A last is the solid form around which the shoe is molded. By looking at the bottom of a shoe, you can tell what shape of last the shoe is made with.

  • Straight last – generally used for motion control shoes and people with a low arch. It helps control the foot, and reduce excessive pronation.
  • Semi-curved last – more flexible than the straight last and more stable that the curved last. Generally used for stability shoes and those people with a normal arch.
  • Curved last – most flexible and least stable, this last is generally used for cushioned shoes, and those people with high arches. 

Flexibility
Shoes should be relatively flexible. You should be able to bend the toe section towards the heel of the shoe – this simulates how easy it will be for you to flex your foot as you walk. The natural rolling motion from heel to toe requires the shoe to flex across the ball of the foot. You can also try to twist the shoe slightly in opposite directions, and see if the heel rolls up when you push the toe down on a flat surface. These tricks will help you work out how flexible the shoe is, and how easily it will help you roll through your step. If a shoe is too inflexible, it will create an unnatural gait, and make you tire more easily. The more support a shoe offers, the less flexible it will be.

Width
There is a huge variety in the width of people’s feet. No one shoe width would ever suit all people.
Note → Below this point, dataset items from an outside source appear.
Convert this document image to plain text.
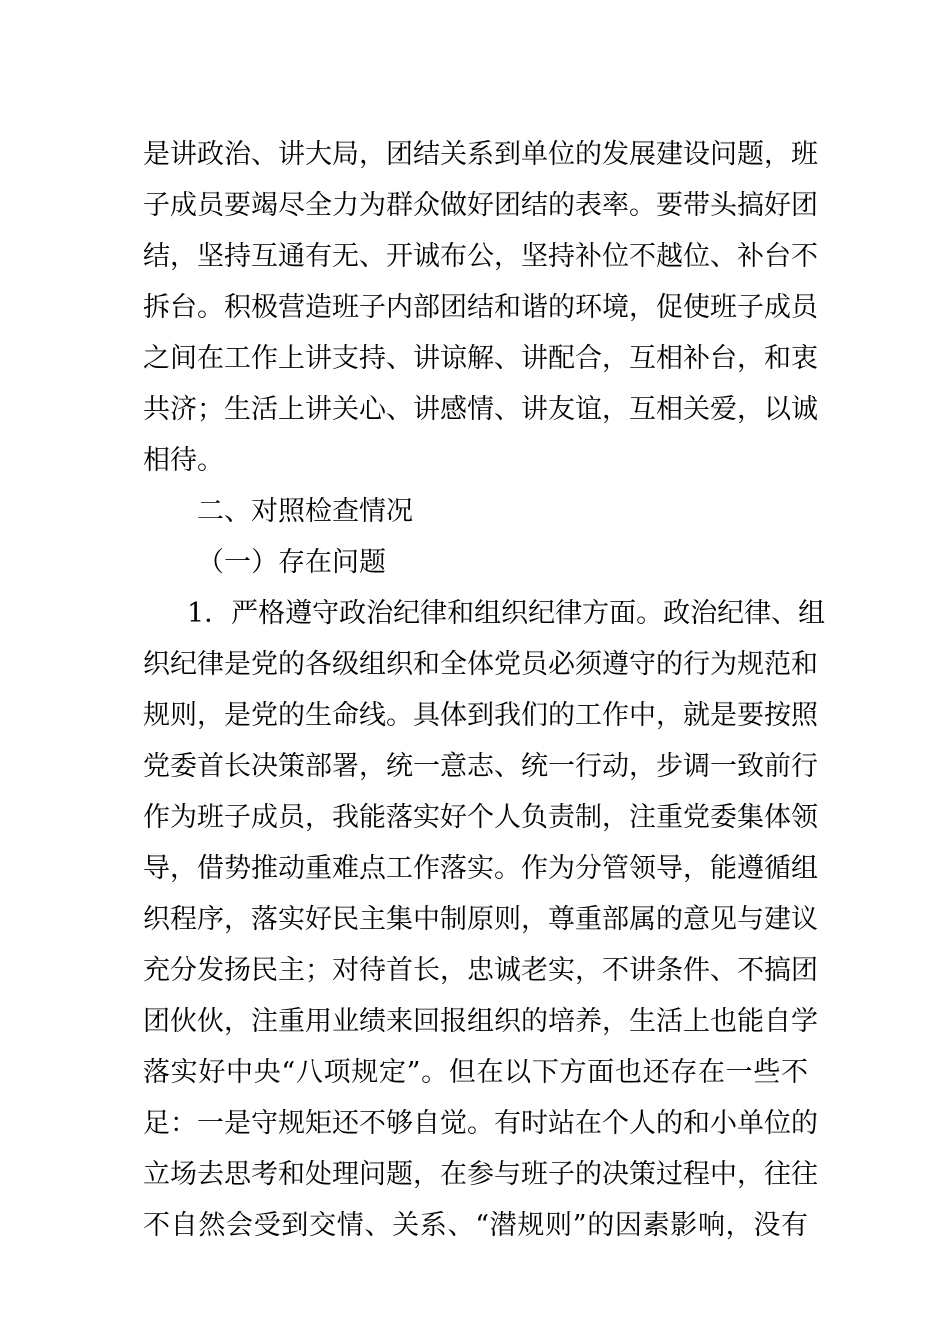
是讲政治、讲大局，团结关系到单位的发展建设问题，班
子成员要竭尽全力为群众做好团结的表率。要带头搞好团
结，坚持互通有无、开诚布公，坚持补位不越位、补台不
拆台。积极营造班子内部团结和谐的环境，促使班子成员
之间在工作上讲支持、讲谅解、讲配合，互相补台，和衷
共济；生活上讲关心、讲感情、讲友谊，互相关爱，以诚
相待。
二、对照检查情况
（一）存在问题
1．严格遵守政治纪律和组织纪律方面。政治纪律、组
织纪律是党的各级组织和全体党员必须遵守的行为规范和
规则，是党的生命线。具体到我们的工作中，就是要按照
党委首长决策部署，统一意志、统一行动，步调一致前行
作为班子成员，我能落实好个人负责制，注重党委集体领
导，借势推动重难点工作落实。作为分管领导，能遵循组
织程序，落实好民主集中制原则，尊重部属的意见与建议
充分发扬民主；对待首长，忠诚老实，不讲条件、不搞团
团伙伙，注重用业绩来回报组织的培养，生活上也能自学
落实好中央“八项规定”。但在以下方面也还存在一些不
足：一是守规矩还不够自觉。有时站在个人的和小单位的
立场去思考和处理问题，在参与班子的决策过程中，往往
不自然会受到交情、关系、“潜规则”的因素影响，没有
Check out the table below to see the general shoe widths range:

2AB   D2E  
X-NarrowNarrowStandardWide    

When you have your feet measured, the sales attendant should measure the width as well as the length of your feet. That way, they can find the right fit for you. 

Tread
Think about the outside tread you will need for your shoes – are you mostly going to walk on pavement, or will you be going down some dirt trails as well? Trail shoes have a more aggressive sole to avoid slipping on loose surfaces like gavel and dirt. A sole made from carbon rubber is very durable, but heavy, while blown rubber is lighter, but less durable.  If you need more support on the trails, it might be worth having a pair of walking boots, as well as shoes for the pavement.

Durability

Walking shoes last about 800km. If you walk 5km three times a week, you will need a new pair each year. If you walk every day, you might want to buy two pairs of the same shoe and alternate them. This allows each pair to regain its shape between workouts.